Bioplastics from renewable resources: the benefits of biodegradability
Article first published online: 24 JUL 2012
© 2012 Curtin University of Technology and John Wiley & Sons, Ltd.
Asia-Pacific Journal of Chemical Engineering
Supplement: Contribution of Chemical Engineering in the Biotechnology and Biomedical Fields
Volume 7, Issue Supplement S3, pages S301–S309, August 2012
How to Cite
Razza, F. and Innocenti, F. D. (2012), Bioplastics from renewable resources: the benefits of biodegradability. Asia-Pacific Jrnl of Chem. Eng, 7: S301–S309. doi: 10.1002/apj.1648
- Issue published online: 24 JUL 2012
- Article first published online: 24 JUL 2012
Bioplastics made with renewable resources are now ready for full commercial exploitation. Starch-based plastics are an important class of bioplastics used to make biodegradable products. Biodegradability can contribute to alleviating the waste problem of our current society. In this paper, three case studies based on the use of starch-based plastics are shown. Biodegradable products can both reduce the amount of waste produced and increase material recycling and landfill diversion. The products analysed and the main effects of shifting towards biodegradable plastics are examined next. By using biodegradable mulch film, waste passes from 400 up to ≈ 0 kg per mulched hectare. By using biodegradable catering items, the average recycling (including organic recycling) rate increases from ≈ 0 up to 50% whereas landfill diversion increases by 36% on average across EU-27. By shifting towards biodegradable carrier bags, a substantial reduction of contaminants present in bio-waste and screened off by composting plants results in an almost fivefold increase of bio-waste quality.

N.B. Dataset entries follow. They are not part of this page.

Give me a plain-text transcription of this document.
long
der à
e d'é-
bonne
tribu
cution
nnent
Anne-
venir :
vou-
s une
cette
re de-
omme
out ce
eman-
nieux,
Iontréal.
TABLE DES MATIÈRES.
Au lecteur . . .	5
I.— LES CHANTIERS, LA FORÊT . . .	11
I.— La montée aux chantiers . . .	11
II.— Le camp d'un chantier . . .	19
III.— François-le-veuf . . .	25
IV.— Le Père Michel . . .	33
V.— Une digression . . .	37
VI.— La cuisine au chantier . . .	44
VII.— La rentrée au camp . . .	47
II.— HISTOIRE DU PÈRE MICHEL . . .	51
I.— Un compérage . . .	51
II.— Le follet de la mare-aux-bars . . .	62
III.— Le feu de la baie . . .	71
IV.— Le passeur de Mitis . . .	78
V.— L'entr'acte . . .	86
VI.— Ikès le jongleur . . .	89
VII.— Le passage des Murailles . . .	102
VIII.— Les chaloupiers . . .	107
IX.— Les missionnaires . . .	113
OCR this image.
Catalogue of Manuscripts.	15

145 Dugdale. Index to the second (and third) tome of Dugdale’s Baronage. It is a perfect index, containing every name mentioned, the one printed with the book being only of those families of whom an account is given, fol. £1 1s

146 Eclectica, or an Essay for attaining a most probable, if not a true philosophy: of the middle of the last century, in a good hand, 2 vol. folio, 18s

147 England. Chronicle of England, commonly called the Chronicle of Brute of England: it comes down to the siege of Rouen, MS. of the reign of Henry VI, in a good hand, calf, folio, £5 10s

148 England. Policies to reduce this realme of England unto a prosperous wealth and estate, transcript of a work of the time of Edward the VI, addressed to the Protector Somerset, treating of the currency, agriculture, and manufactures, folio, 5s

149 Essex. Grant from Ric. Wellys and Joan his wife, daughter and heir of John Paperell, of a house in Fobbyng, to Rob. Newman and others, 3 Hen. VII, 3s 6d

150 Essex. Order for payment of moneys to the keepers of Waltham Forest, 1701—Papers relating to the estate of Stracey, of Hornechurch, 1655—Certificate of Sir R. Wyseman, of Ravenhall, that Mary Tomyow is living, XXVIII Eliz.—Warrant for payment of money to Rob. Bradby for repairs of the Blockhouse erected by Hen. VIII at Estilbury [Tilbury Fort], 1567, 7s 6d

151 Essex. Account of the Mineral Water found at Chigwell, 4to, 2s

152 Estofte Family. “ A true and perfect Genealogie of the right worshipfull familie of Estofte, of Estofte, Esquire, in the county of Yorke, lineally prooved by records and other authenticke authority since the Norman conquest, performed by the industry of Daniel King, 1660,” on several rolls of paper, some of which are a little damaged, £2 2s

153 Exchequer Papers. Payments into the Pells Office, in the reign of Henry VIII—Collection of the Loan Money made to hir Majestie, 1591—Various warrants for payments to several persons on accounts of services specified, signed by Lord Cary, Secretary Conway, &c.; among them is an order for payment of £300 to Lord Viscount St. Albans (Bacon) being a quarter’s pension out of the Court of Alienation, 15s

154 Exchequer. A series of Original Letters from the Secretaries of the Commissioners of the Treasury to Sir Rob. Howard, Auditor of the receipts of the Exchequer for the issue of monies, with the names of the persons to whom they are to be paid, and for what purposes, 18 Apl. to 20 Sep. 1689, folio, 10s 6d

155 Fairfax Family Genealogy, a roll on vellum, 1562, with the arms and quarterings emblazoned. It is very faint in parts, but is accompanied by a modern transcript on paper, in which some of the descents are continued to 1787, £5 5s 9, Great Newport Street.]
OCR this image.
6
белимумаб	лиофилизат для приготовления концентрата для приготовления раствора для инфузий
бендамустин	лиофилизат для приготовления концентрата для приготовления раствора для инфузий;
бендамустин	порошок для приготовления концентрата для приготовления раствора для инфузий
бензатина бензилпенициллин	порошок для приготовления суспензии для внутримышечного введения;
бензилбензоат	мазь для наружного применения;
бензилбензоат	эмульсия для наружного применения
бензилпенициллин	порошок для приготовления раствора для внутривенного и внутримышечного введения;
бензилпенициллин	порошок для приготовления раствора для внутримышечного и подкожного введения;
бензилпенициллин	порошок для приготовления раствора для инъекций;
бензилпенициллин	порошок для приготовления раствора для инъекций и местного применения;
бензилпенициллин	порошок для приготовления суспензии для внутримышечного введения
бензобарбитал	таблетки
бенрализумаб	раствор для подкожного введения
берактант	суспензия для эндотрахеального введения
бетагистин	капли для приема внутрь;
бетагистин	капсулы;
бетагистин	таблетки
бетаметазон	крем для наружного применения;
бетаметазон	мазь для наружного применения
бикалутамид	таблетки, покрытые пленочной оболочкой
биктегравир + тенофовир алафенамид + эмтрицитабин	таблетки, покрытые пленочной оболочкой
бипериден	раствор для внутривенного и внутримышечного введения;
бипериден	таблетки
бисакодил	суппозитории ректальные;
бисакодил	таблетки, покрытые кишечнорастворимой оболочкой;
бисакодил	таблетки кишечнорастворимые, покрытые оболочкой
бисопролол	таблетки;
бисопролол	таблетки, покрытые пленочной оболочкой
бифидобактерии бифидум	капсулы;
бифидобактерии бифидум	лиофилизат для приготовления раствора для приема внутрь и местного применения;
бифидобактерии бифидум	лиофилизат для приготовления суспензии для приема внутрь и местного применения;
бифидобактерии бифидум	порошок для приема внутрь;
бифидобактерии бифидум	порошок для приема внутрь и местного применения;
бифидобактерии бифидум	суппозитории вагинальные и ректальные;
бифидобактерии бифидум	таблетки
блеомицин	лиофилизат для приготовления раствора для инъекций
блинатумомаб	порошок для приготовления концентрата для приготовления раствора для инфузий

The possibility of shifting from heterogeneous waste (non-biodegradable plastics + bio-waste) into homogeneous waste (biodegradable plastics + bio-waste) makes the use of bioplastics particularly beneficial for the waste management ecoprofile as shown by previous life cycle assessment studies available in literature. © 2012 Curtin University of Technology and John Wiley & Sons, Ltd.